With the new workflow studio library we can quickly provision our own saved AMI’s and destroy them when needed.  The question here is why are we not using Provisioning server?  It would be best to provision a ‘bare metal’ server and PXE boot to receive a provisioning server vdisk. So Half marks.

WAN acceleration is possible, you can install the software repeater client on the XenApp servers, but a proper Repeater AMI would be better. Half marks again

Monitoring could be done either with Edgesight or the power and capacity management feature, so full marks.

Automation is the big problem, although workflow studio, now it’s 2.0 with more libraries, is getting there, at the moment it simply doesn’t have enough pre-configured workflows or libraries to cope.  We need a way to join the Servers to the domain and farm and publish the applications. (Although XenApp 6 will let us do this using GPO’s).
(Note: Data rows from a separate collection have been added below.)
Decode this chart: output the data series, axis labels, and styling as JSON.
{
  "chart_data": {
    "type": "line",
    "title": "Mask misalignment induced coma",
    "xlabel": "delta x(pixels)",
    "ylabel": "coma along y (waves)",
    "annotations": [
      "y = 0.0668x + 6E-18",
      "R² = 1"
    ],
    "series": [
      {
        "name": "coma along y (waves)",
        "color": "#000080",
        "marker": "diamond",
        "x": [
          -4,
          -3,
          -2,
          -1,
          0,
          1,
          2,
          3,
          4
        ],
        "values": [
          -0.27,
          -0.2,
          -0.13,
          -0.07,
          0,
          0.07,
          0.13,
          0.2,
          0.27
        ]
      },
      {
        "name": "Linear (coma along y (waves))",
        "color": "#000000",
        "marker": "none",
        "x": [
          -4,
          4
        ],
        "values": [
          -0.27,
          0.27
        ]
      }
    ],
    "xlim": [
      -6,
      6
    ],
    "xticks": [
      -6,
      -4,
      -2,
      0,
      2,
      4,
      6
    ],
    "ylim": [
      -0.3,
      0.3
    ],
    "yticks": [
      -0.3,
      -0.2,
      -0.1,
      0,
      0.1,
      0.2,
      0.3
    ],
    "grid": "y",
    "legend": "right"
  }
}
We could script this, but I want to do it without any dev work. It also needs to be able to take in the output from the power and capacity management feature set.

So where does that leave us?  I’d say it leaves us almost there, in fact with a little powershell knowledge and using the tech preview of XenApp 6 it’s possible right now.

If I have time over the holidays I think I’ll try and set it up and let you know how I get on.